Il en sera de même pour la quasi-totalité de l’œuvre : même le batteur n'ose pas envoyer un coup de crash, et tout au long de "On Script", on redoute le moment où l'on entendra ses baguettes tomber au sol et son nez s'écraser sur la caisse claire. "Fear is Like a Forest" et "Outta the Woodwork" détonnent légèrement en élevant un peu l'intensité, proposent des atmosphères à peine plus lourdes peut-être, sans se risquer pour autant à pousser le métronome dans ses retranchements. Au moins, l'aspect lancinant à l'extrême est mieux amené, semble plus assumé.
Le plus gros défaut de cet album réside donc en sa linéarité pesante. Il s'inscrit dans une torpeur continue, et ne présente aucun véritable relief ; on se sent comme le citadin en voiture, quand il part à la campagne : aux premiers instants, il se laisse aller à la contemplation de ces vastes paysages verdoyants, pris d'un émerveillement semi-artificiel, mais bien vite, il frétille, se tortille, se met à compter les vaches, pour patienter ; au 248ème bovin, il est recroquevillé en position fœtale et vendrait sa maman pour respirer à nouveau l'odeur fruitée de la bouche d'égout derrière le kebab.

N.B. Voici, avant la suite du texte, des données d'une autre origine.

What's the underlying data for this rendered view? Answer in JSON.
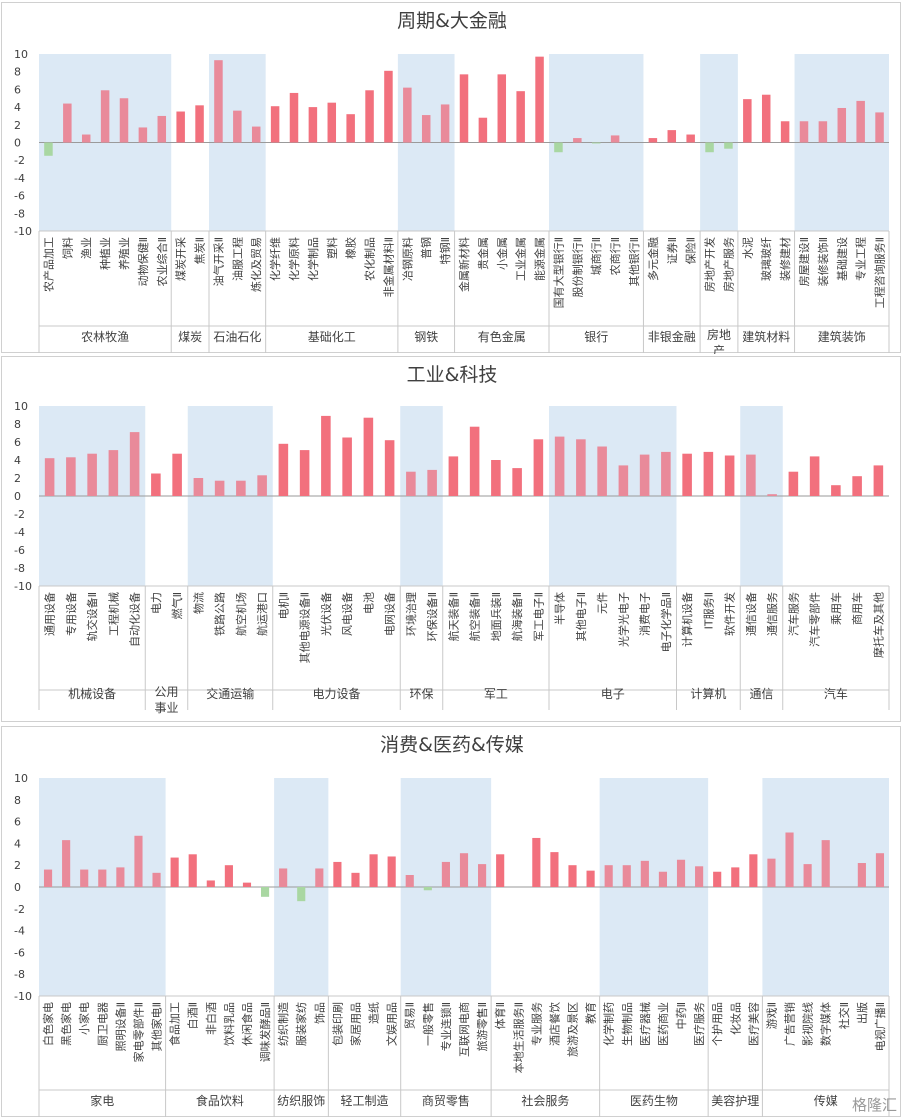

On ne pourra pas vraiment dire qu'indépendamment, tel ou tel morceau est raté ; certains sont même objectivement bons (comme "Continental Breakfast", ou "Peepin' Tom", reprise assez fidèle par Courtney Barnett du "Peeping Tomboy" de Kurt Vile, somme toute assez fidèle à l'original, où la chanteuse réaffirme si nécessaire les grandes qualités de sa voix suave). Simplement, écouter l'album dans sa continuité peut se révéler une expérience harassante. L'harmonisation des deux voix aurait pu être intéressante, mais c'est un petit échec, car l'homogénéité du duo est trop évidente : on nous présente deux voix, d'une profondeur incontestable, chaudes et agréables, évoluant toutes deux dans un registre similaire – on a l'impression d'avoir affaire à la même voix, alternant simplement entre son acception masculine, et féminine. Ainsi on ne tire pas profit de la polyphonie, qui échoue à rafraîchir la composition par excès d'homogénéité, donc, et manque de complémentarité.
Et puis, une telle désinvolture dans le chant ne peut fonctionner que par contraste, lorsque les instrumentaux prennent le parti inverse : c'est ce qui a fait la qualité de l'EP puis de l'album de Courtney Barnett, avec ses guitares naïves, sautillantes et dynamiques, et ce qui fait que 70% des braves ayant tenté d'assister à la totalité d'un concert de Kurt Vile sont tombés dans le coma. Et ici, justement, les instrumentaux ne font pas ce travail. Ils ne surprennent à aucun moment, semblent se contenter d'un passage en revue de tous les codes folk stéréotypés inventés entre le moment où Woody Guthrie gratta sa première guitare, et celui où Johnny Cash brisa sa dernière. Rien de très moderne dans l'approche, donc, si ce n'est le son, propre, bien produit – trop propre et bien produit peut-être, le charme de ce type de musique pouvant souvent émerger des craquements et autres imperfections de la bande.
Ainsi, en dépit de quelques bonnes idées et tout un tas de bonnes intentions, Lotta Sea Lice ne parvient jamais à décoller véritablement. Peut-être le match aurait-il été plus intéressant s'il s'était déroulé dans l'univers sonore de Courtney Barnett, plutôt que dans celui de Kurt Vile, ce qu'on pourra d'ailleurs difficilement lui reprocher puisqu'il était l'initiateur du projet. Il en résulte un album décevant, qui restera sans doute anecdotique, et ne devrait aucunement mettre en péril les carrières respectives des deux artistes, puisqu'il semble, nous l'avons dit, parfaitement inoffensif.